第一部分催化裂化催化剂新材料的合成、表征及其裂化反应性能的研究进展
第一章催化裂化催化剂新材料的研究进展
介绍了流化催化裂化(FCC)反应及其催化裂化催化剂技术进展,对FCC催化剂新材料及其工艺进行了归纳和总结,展望了设计开发具有高裂化活性和低结焦性能的催化裂化催化剂新材料的发展趋势和应用前景。

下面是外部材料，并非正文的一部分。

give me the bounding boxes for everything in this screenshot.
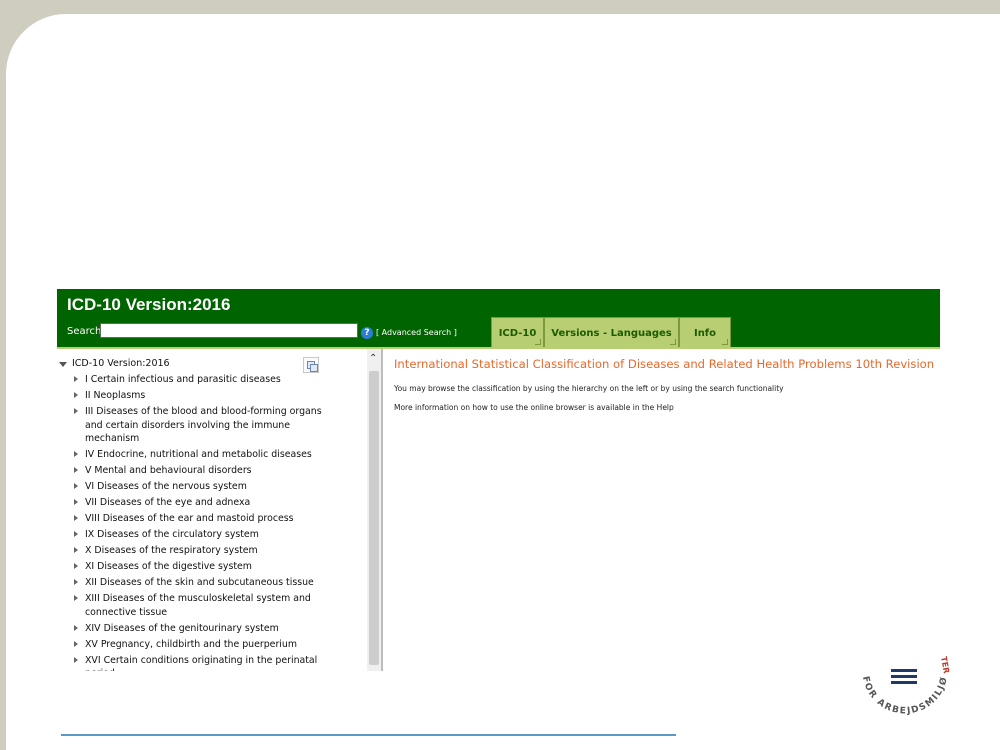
copy-icon[interactable]	[303, 357, 319, 373]
tree-item-label: II Neoplasms	[85, 389, 146, 401]
tree-item[interactable]: XI Diseases of the digestive system	[72, 560, 332, 574]
tree-item-label: VI Diseases of the nervous system	[85, 481, 247, 493]
caret-right-icon[interactable]	[74, 563, 78, 570]
caret-right-icon[interactable]	[74, 624, 78, 631]
tree-item[interactable]: XII Diseases of the skin and subcutaneou…	[72, 576, 332, 590]
caret-right-icon[interactable]	[74, 595, 78, 601]
question-circle-icon[interactable]: ?	[361, 327, 373, 339]
scroll-up-icon[interactable]: ⌃	[369, 354, 377, 364]
logo: FOR ARBEJDSMILJØ TER	[860, 656, 951, 715]
tree-item-label: IX Diseases of the circulatory system	[85, 529, 259, 541]
caret-right-icon[interactable]	[74, 499, 78, 506]
caret-right-icon[interactable]	[74, 531, 78, 538]
tab-icd-10[interactable]: ICD-10	[491, 317, 544, 347]
tree-item-label: XII Diseases of the skin and subcutaneou…	[85, 577, 314, 589]
content-title: International Statistical Classification…	[394, 357, 935, 371]
tree-item-label: I Certain infectious and parasitic disea…	[85, 374, 281, 385]
tree-item-label: XVI Certain conditions originating in th…	[85, 654, 318, 671]
tree-scrollbar[interactable]: ⌃	[367, 349, 381, 671]
caret-right-icon[interactable]	[74, 391, 78, 398]
tree-item-label: XIV Diseases of the genitourinary system	[85, 622, 279, 634]
tree-item[interactable]: VIII Diseases of the ear and mastoid pro…	[72, 512, 332, 526]
tree-item[interactable]: XIII Diseases of the musculoskeletal sys…	[72, 592, 332, 619]
tree-item-label: V Mental and behavioural disorders	[85, 465, 252, 477]
content-line-browse: You may browse the classification by usi…	[394, 384, 784, 393]
caret-right-icon[interactable]	[74, 467, 78, 474]
svg-text:FOR ARBEJDSMILJØ: FOR ARBEJDSMILJØ	[860, 675, 950, 715]
caret-right-icon[interactable]	[74, 515, 78, 522]
tree-item[interactable]: III Diseases of the blood and blood-form…	[72, 405, 332, 446]
caret-right-icon[interactable]	[74, 640, 78, 647]
content-line-help: More information on how to use the onlin…	[394, 403, 674, 412]
tree-item[interactable]: IV Endocrine, nutritional and metabolic …	[72, 448, 332, 462]
tree-item-label: VIII Diseases of the ear and mastoid pro…	[85, 513, 294, 525]
caret-down-icon[interactable]	[59, 362, 67, 367]
tree-root[interactable]: ICD-10 Version:2016	[72, 358, 170, 369]
tab-versions-languages[interactable]: Versions - Languages	[544, 317, 679, 347]
tree-item-label: III Diseases of the blood and blood-form…	[85, 405, 322, 445]
tree-item[interactable]: XV Pregnancy, childbirth and the puerper…	[72, 638, 332, 652]
tree-list: I Certain infectious and parasitic disea…	[72, 373, 332, 671]
tree-item[interactable]: IX Diseases of the circulatory system	[72, 528, 332, 542]
app-title: ICD-10 Version:2016	[67, 295, 231, 314]
tree-item[interactable]: VII Diseases of the eye and adnexa	[72, 496, 332, 510]
logo-text-top: TER	[939, 656, 951, 674]
caret-right-icon[interactable]	[74, 656, 78, 663]
tree-item[interactable]: I Certain infectious and parasitic disea…	[72, 373, 332, 387]
app-header: ICD-10 Version:2016 Search ? [ Advanced …	[57, 289, 940, 349]
caret-right-icon[interactable]	[74, 376, 78, 382]
caret-right-icon[interactable]	[74, 547, 78, 554]
logo-text: FOR ARBEJDSMILJØ	[860, 675, 949, 715]
tree-item-label: VII Diseases of the eye and adnexa	[85, 497, 251, 509]
tree-item[interactable]: II Neoplasms	[72, 389, 332, 403]
caret-right-icon[interactable]	[74, 451, 78, 458]
search-input[interactable]	[100, 323, 358, 338]
tree-item[interactable]: V Mental and behavioural disorders	[72, 464, 332, 478]
tree-item[interactable]: VI Diseases of the nervous system	[72, 480, 332, 494]
tree-item-label: XI Diseases of the digestive system	[85, 561, 252, 573]
caret-right-icon[interactable]	[74, 483, 78, 490]
tree-item-label: XV Pregnancy, childbirth and the puerper…	[85, 638, 297, 650]
tree-item[interactable]: X Diseases of the respiratory system	[72, 544, 332, 558]
tree-item[interactable]: XIV Diseases of the genitourinary system	[72, 622, 332, 636]
tree-item-label: X Diseases of the respiratory system	[85, 545, 258, 557]
tree-item-label: XIII Diseases of the musculoskeletal sys…	[85, 593, 311, 618]
caret-right-icon[interactable]	[74, 579, 78, 586]
search-label: Search	[67, 326, 102, 337]
tree-item-label: IV Endocrine, nutritional and metabolic …	[85, 449, 312, 461]
classification-tree: ICD-10 Version:2016 I Certain infectious…	[57, 349, 381, 671]
footer-rule	[61, 734, 676, 736]
scroll-thumb[interactable]	[369, 371, 379, 665]
caret-right-icon[interactable]	[74, 407, 78, 414]
panel-divider[interactable]	[381, 349, 383, 671]
tab-info[interactable]: Info	[679, 317, 731, 347]
tree-item[interactable]: XVI Certain conditions originating in th…	[72, 654, 332, 671]
advanced-search-link[interactable]: [ Advanced Search ]	[376, 328, 457, 337]
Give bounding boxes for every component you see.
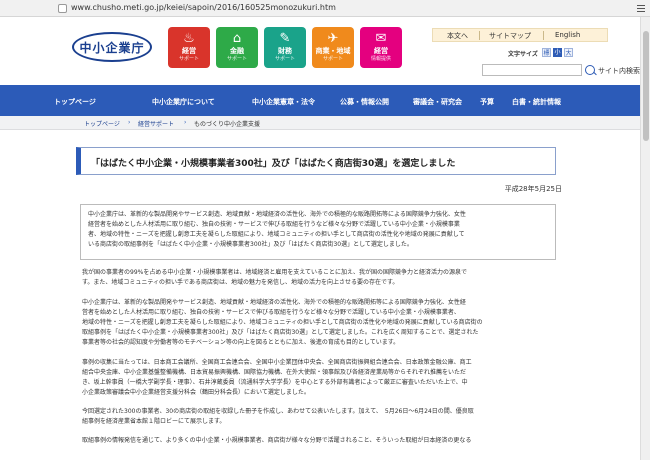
site-search-input[interactable] — [482, 64, 582, 76]
paragraph-1: 我が国の事業者の99%を占める中小企業・小規模事業者は、地域経済と雇用を支えてい… — [82, 268, 560, 288]
site-logo[interactable]: 中小企業庁 — [72, 30, 152, 64]
page-icon — [58, 4, 67, 13]
paragraph-line: き、坂上幹事員（一橋大学副学長・理事）、石井淳蔵委員（流通科学大学学長）を中心と… — [82, 379, 468, 386]
chevron-right-icon: › — [128, 119, 131, 126]
bank-icon: ⌂ — [232, 31, 242, 46]
nav-item-about[interactable]: 中小企業庁について — [152, 97, 215, 107]
menu-icon[interactable] — [636, 3, 646, 13]
paragraph-line: 事業者等の社会的認知度や労働者等のモチベーション等の向上を図るとともに加え、後進… — [82, 339, 400, 346]
font-size-large-button[interactable]: 大 — [564, 48, 573, 57]
nav-item-council[interactable]: 審議会・研究会 — [413, 97, 462, 107]
category-tile-3[interactable]: ✎ 財務 サポート — [264, 27, 306, 68]
paragraph-line: 地域の特性・ニーズを把握し創意工夫を凝らした取組により、地域コミュニティの担い手… — [82, 319, 483, 326]
top-links: 本文へ サイトマップ English — [432, 28, 608, 42]
pen-icon: ✎ — [279, 31, 291, 46]
cart-icon: ✈ — [327, 31, 339, 46]
publish-date: 平成28年5月25日 — [504, 185, 562, 193]
english-link[interactable]: English — [555, 31, 580, 39]
paragraph-line: 中小企業庁は、革新的な製品開発やサービス創造、地域貢献・地域経済の活性化、海外で… — [82, 299, 466, 306]
summary-line: 中小企業庁は、革新的な製品開発やサービス創造、地域貢献・地域経済の活性化、海外で… — [88, 211, 466, 218]
paragraph-5: 取組事例の情報発信を通じて、より多くの中小企業・小規模事業者、商店街が様々な分野… — [82, 436, 560, 446]
category-tile-4[interactable]: ✈ 商業・地域 サポート — [312, 27, 354, 68]
page-title-box: 「はばたく中小企業・小規模事業者300社」及び「はばたく商店街30選」を選定しま… — [76, 147, 556, 175]
font-size-label: 文字サイズ — [508, 51, 538, 58]
category-label: 金融 — [230, 47, 244, 55]
paragraph-line: 組事例を経済産業省本館１階ロビーにて展示します。 — [82, 418, 226, 425]
nav-item-charter[interactable]: 中小企業憲章・法令 — [252, 97, 315, 107]
breadcrumb-current: ものづくり中小企業支援 — [194, 121, 261, 128]
paragraph-line: 我が国の事業者の99%を占める中小企業・小規模事業者は、地域経済と雇用を支えてい… — [82, 269, 468, 276]
paragraph-line: 営者を始めとした人材活用に取り組む、独自の技術・サービスで伸びる取組を行うなど様… — [82, 309, 460, 316]
page-scrollbar[interactable] — [640, 17, 650, 460]
browser-url-bar[interactable]: www.chusho.meti.go.jp/keiei/sapoin/2016/… — [0, 0, 650, 17]
category-tile-5[interactable]: ✉ 経営 情報提供 — [360, 27, 402, 68]
category-sublabel: サポート — [178, 56, 199, 62]
url-text[interactable]: www.chusho.meti.go.jp/keiei/sapoin/2016/… — [71, 3, 336, 12]
nav-item-public[interactable]: 公募・情報公開 — [340, 97, 389, 107]
paragraph-line: 事例の収集に当たっては、日本商工会議所、全国商工会連合会、全国中小企業団体中央会… — [82, 359, 472, 366]
paragraph-4: 今回選定された300の事業者、30の商店街の取組を収録した冊子を作成し、あわせて… — [82, 407, 560, 427]
paragraph-line: 今回選定された300の事業者、30の商店街の取組を収録した冊子を作成し、あわせて… — [82, 408, 474, 415]
category-tile-2[interactable]: ⌂ 金融 サポート — [216, 27, 258, 68]
category-label: 経営 — [182, 47, 196, 55]
category-label: 経営 — [374, 47, 388, 55]
category-sublabel: サポート — [226, 56, 247, 62]
info-icon: ✉ — [375, 31, 387, 46]
category-label: 商業・地域 — [315, 47, 351, 55]
summary-box: 中小企業庁は、革新的な製品開発やサービス創造、地域貢献・地域経済の活性化、海外で… — [80, 204, 556, 260]
logo-text: 中小企業庁 — [79, 41, 145, 55]
font-size-standard-button[interactable]: 標 — [542, 48, 551, 57]
category-label: 財務 — [278, 47, 292, 55]
summary-line: 者、地域の特性・ニーズを把握し創意工夫を凝らした取組により、地域コミュニティの担… — [88, 231, 465, 238]
paragraph-line: 組合中央金庫、中小企業基盤整備機構、日本貿易振興機構、国際協力機構、在外大使館・… — [82, 369, 467, 376]
paragraph-3: 事例の収集に当たっては、日本商工会議所、全国商工会連合会、全国中小企業団体中央会… — [82, 358, 560, 398]
divider — [543, 31, 544, 40]
scrollbar-thumb[interactable] — [643, 31, 649, 141]
breadcrumb: トップページ › 経営サポート › ものづくり中小企業支援 — [0, 116, 640, 130]
page-title: 「はばたく中小企業・小規模事業者300社」及び「はばたく商店街30選」を選定しま… — [91, 159, 456, 169]
tornado-icon: ♨ — [183, 31, 195, 46]
breadcrumb-keiei[interactable]: 経営サポート — [138, 119, 174, 128]
breadcrumb-top[interactable]: トップページ — [84, 119, 120, 128]
summary-line: いる商店街の取組事例を「はばたく中小企業・小規模事業者300社」及び「はばたく商… — [88, 241, 413, 248]
paragraph-line: 取組事例を「はばたく中小企業・小規模事業者300社」及び「はばたく商店街30選」… — [82, 329, 479, 336]
search-icon[interactable] — [585, 65, 595, 75]
paragraph-2: 中小企業庁は、革新的な製品開発やサービス創造、地域貢献・地域経済の活性化、海外で… — [82, 298, 560, 348]
sitemap-link[interactable]: サイトマップ — [489, 31, 531, 41]
paragraph-line: 小企業政策審議会中小企業経営支援分科会（鶴田分科会長）において選定しました。 — [82, 389, 310, 396]
paragraph-line: 取組事例の情報発信を通じて、より多くの中小企業・小規模事業者、商店街が様々な分野… — [82, 437, 472, 444]
category-tile-1[interactable]: ♨ 経営 サポート — [168, 27, 210, 68]
divider — [479, 31, 480, 40]
nav-item-whitepaper[interactable]: 白書・統計情報 — [512, 97, 561, 107]
category-sublabel: 情報提供 — [370, 56, 391, 62]
nav-item-top[interactable]: トップページ — [54, 97, 96, 107]
paragraph-line: す。また、地域コミュニティの担い手である商店街は、地域の魅力を発信し、地域の活力… — [82, 279, 399, 286]
chevron-right-icon: › — [184, 119, 187, 126]
font-size-small-button[interactable]: 小 — [553, 48, 562, 57]
skip-to-content-link[interactable]: 本文へ — [447, 31, 468, 41]
category-sublabel: サポート — [322, 56, 343, 62]
category-sublabel: サポート — [274, 56, 295, 62]
nav-item-budget[interactable]: 予算 — [480, 97, 494, 107]
site-search-label[interactable]: サイト内検索 — [598, 66, 640, 76]
summary-line: 経営者を始めとした人材活用に取り組む、独自の技術・サービスで伸びる取組を行うなど… — [88, 221, 460, 228]
global-nav: トップページ 中小企業庁について 中小企業憲章・法令 公募・情報公開 審議会・研… — [0, 85, 640, 116]
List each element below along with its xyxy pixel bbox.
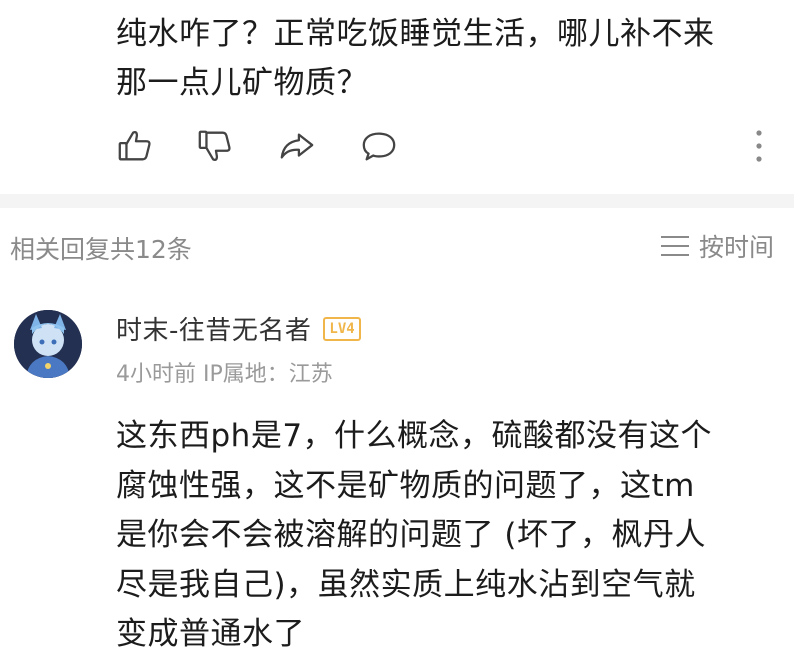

第二章催化裂化催化剂的孔结构与反应性能关系的研究进展
催化裂化催化剂在制备过程中,存在着孔隙结构与表面积的变化,孔隙结构变化特征的准确分析是高效研发FCC催化剂的基础。本章从FCC催化剂的孔隙结构的表征分析、反应过程中孔隙结构变化以及孔隙结构模型三方面总结了FCC催化剂孔结构分析方法的研究现状,并且对各种方法的特点进行了评述;同时对FCC催化剂分析方法的研究重点催化剂制备过程中孔隙结构的变化影响,孔隙结构与反应性能的关系等几个方面进行了展望,。
第三章X射线荧光光谱分析的研究应用进展
介绍了X射线荧光光谱分析的基本原理和仪器装置,对X射线荧光光谱法分析在催化剂分析领域的应用研究进行了归纳和总结,展望了X射线荧光光谱法在催化裂化催化剂新材料领域分析研究的发展趋势和应用前景。
第四章论文选题意义及主要研究内容
介绍了本论文的研究目的意义、研究内容和实验中的表征手段。
第二部分催化裂化催化剂新材料及其孔结构与反应性能的研究
在实验室进行了山西金洋土的性质及其原位晶化工艺所制催化剂的研究。结果表明,山西金洋土的基本性质符合全白土型原位晶化催化剂的要求,该高岭土在原位晶化体系中具有适度活性硅和较快活性铝的碱溶速度,以及良好的晶化性能和裂化性能。与现用的苏州高岭土采用相同工艺制备的对比剂相比,山西金洋土的比表面积和孔体积更大。以新疆减压宽馏分和减压渣油的混合油为原料,进行了裂化性能的考察。结果表明,高岭土经过热和化学改性,形成了一定活性的中孔结构,所设计的新型重油催化剂具有较好的重质油转化能力和良好的裂化产物选择性。
第三部分X射线荧光光谱法测定催化剂新材料的分析应用
第一章X射线荧光光谱法测定助催化剂中磷和铁的研究
使用X射线荧光光谱仪,采用人工合成标样,设计合成了一套磷和铁总含量分别为0.15%-2.30%、0.20%-2.40%的标准样品;采用数学校正法中的经验系数法校正元素间的互相干扰,样品不经任何处理,粉末直接压片,经验系数法校正基体效应,建立了分析测定助催化剂中磷和铁含量的方法。讨论了样品制作方法,合适的测量条件,探讨了试样中元素间的相互影响。实验结果表明,该方法重现性好,准确度和精密度较高,测定磷和铁的相对标准偏差分别为:0.34%和0.59 %;测定范围磷为0.01-2.50%,铁为0.01-2.50%。分析结果与化学法、等离子发射光谱法测定结果吻合。本方法操作简便、样品处理简单,不用分解试样,结果准确,分析速度远快于其它分析方法,单次测量一个样品只需要5分钟,适用范围广,满足了科研和工业生产的需要。
第二章X射线荧光光谱法测定分子筛中镧含量的研究
根据准确快速测定分子筛中改性元素镧含量的需求,本论文采用粉末样品压片制样,用X射线荧光光谱仪对分子筛中稀土元素镧进行测定。以离子交换法制备标准样品,通过充分地研磨,来克服粒度效应和矿物效应。论文主要讨论了吸收-增强效应对镧元素分析的影响;使用经验系数法校正基体效应,本方法得到的分析结果与化学方法一致;同时该方法测定范围宽,满足了科研和工业生产的需求。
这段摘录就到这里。